Ireland's manufacturing sector expanded to the fastest pace in nine months in January, led by improvement in output, new orders and jobs, survey data from IHS Markit showed on Monday.
The seasonally adjusted AIB factory Purchasing Managers' Index, or PMI, rose to 51.4 in January from 49.5 in December. Any reading above 50 indicates expansion in the sector.
This was the first reading above the neutral since October, and was the highest since April last year.
The suppliers' delivery times and stocks of purchases components remained stable in January.
New orders rose for the third time in four months, and the pace of growth was the fastest rate since April.
Production rose for the third time in the past nine months in January, and was at the fastest rate since March.
The volume of inputs ordered logged a significant growth for the first time since last April. The rate of growth was slower than that for new work, leading to a drop in stocks of inputs as firms tackled inventories.
Stocks of finished goods decreased in January for the first time in eight months. Employment rose at the beginning of 2020, following a two-month decrease.
Input price inflation slowed to the lowest in forty-two months, and was well below the long-run survey average.

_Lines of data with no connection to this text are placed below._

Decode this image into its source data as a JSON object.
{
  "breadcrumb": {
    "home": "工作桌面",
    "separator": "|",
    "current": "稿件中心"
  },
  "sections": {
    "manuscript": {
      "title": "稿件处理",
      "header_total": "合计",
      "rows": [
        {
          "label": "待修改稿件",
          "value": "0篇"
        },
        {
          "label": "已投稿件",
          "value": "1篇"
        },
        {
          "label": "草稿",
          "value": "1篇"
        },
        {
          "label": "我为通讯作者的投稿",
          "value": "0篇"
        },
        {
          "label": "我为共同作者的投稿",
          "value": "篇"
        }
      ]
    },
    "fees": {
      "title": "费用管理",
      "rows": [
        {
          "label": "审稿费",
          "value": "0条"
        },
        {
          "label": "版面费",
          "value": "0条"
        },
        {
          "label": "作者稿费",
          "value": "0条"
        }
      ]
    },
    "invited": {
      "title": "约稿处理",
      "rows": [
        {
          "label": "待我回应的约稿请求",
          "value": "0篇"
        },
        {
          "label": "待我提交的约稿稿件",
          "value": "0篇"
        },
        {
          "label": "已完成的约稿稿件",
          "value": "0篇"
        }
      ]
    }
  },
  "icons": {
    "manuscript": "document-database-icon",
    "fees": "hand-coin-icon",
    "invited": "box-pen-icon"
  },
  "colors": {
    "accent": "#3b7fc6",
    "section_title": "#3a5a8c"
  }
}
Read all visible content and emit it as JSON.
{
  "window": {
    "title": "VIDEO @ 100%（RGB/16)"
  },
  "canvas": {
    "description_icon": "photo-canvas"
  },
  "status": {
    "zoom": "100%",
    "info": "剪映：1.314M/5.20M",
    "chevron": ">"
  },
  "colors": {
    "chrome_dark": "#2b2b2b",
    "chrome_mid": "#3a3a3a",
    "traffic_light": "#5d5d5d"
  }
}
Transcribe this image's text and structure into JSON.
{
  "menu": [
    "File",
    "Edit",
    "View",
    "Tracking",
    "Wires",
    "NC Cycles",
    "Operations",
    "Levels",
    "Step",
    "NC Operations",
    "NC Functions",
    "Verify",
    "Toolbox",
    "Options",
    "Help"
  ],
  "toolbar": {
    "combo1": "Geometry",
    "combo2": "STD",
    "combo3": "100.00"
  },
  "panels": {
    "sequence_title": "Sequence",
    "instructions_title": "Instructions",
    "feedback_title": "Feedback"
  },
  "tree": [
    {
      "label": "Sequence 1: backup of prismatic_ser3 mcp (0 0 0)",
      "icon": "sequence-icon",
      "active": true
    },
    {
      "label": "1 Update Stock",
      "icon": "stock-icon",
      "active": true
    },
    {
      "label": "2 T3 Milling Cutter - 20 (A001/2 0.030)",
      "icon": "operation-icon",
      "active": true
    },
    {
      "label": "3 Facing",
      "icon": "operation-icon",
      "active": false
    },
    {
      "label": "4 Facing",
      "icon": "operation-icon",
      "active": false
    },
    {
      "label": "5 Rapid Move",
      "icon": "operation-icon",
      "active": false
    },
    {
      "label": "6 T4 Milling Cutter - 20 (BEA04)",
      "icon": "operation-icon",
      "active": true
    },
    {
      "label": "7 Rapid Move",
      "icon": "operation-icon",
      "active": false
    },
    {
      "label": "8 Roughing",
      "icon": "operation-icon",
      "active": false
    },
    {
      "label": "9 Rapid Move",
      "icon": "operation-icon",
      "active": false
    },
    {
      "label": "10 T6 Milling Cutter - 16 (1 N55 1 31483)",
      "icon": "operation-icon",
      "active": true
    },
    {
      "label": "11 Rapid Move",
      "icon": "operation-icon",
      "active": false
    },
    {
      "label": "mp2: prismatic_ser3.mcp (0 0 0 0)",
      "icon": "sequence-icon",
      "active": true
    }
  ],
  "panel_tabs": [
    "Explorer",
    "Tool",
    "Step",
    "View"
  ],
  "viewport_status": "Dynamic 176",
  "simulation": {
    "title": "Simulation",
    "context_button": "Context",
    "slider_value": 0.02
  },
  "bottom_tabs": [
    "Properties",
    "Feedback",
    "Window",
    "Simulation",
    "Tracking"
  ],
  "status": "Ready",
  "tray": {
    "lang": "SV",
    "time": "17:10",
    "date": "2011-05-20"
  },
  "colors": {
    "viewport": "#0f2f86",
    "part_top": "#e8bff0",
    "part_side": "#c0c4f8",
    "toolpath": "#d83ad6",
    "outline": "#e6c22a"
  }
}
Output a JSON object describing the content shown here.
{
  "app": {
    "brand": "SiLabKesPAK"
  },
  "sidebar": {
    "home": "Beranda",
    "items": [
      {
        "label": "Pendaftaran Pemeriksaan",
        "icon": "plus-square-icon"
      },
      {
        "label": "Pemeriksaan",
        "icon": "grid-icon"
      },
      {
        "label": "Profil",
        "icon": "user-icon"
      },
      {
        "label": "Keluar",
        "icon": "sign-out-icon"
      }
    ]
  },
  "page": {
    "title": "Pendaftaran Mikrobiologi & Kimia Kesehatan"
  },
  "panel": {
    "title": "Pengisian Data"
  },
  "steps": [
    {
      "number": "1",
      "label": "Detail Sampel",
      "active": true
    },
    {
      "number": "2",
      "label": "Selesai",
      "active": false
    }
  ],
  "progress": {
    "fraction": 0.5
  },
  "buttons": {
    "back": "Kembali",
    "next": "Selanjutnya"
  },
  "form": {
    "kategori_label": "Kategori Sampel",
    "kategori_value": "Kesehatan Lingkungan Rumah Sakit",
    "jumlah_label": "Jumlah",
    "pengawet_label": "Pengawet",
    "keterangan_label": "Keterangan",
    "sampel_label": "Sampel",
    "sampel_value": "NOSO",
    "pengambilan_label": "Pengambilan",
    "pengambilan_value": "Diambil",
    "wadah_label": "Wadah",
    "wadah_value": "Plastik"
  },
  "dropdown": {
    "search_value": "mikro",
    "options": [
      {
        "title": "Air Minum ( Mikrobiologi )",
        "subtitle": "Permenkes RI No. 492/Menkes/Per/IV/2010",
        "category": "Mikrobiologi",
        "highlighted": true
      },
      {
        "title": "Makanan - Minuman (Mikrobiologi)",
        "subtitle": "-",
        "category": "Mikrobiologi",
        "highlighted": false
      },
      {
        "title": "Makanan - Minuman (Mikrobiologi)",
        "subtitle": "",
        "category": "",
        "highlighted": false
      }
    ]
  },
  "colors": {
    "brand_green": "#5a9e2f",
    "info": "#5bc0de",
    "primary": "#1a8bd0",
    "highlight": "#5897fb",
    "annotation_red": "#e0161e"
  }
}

The output prices increased at the strongest rate since March, improving profitability in January.
The Future Output Index increased to its largest one-month gain in over three years and signaled the strongest overall sentiment among manufacturers since May, the survey reported.
Confidence was boosted by new products, the installation of new plant machinery and greater certainty regarding Brexit, the survey said.
"However, difficult EU-UK trade talks this year could test this greater optimism, as may the continuing subdued growth prospects for the global economy", Oliver Mangan, AIB Chief Economist, said.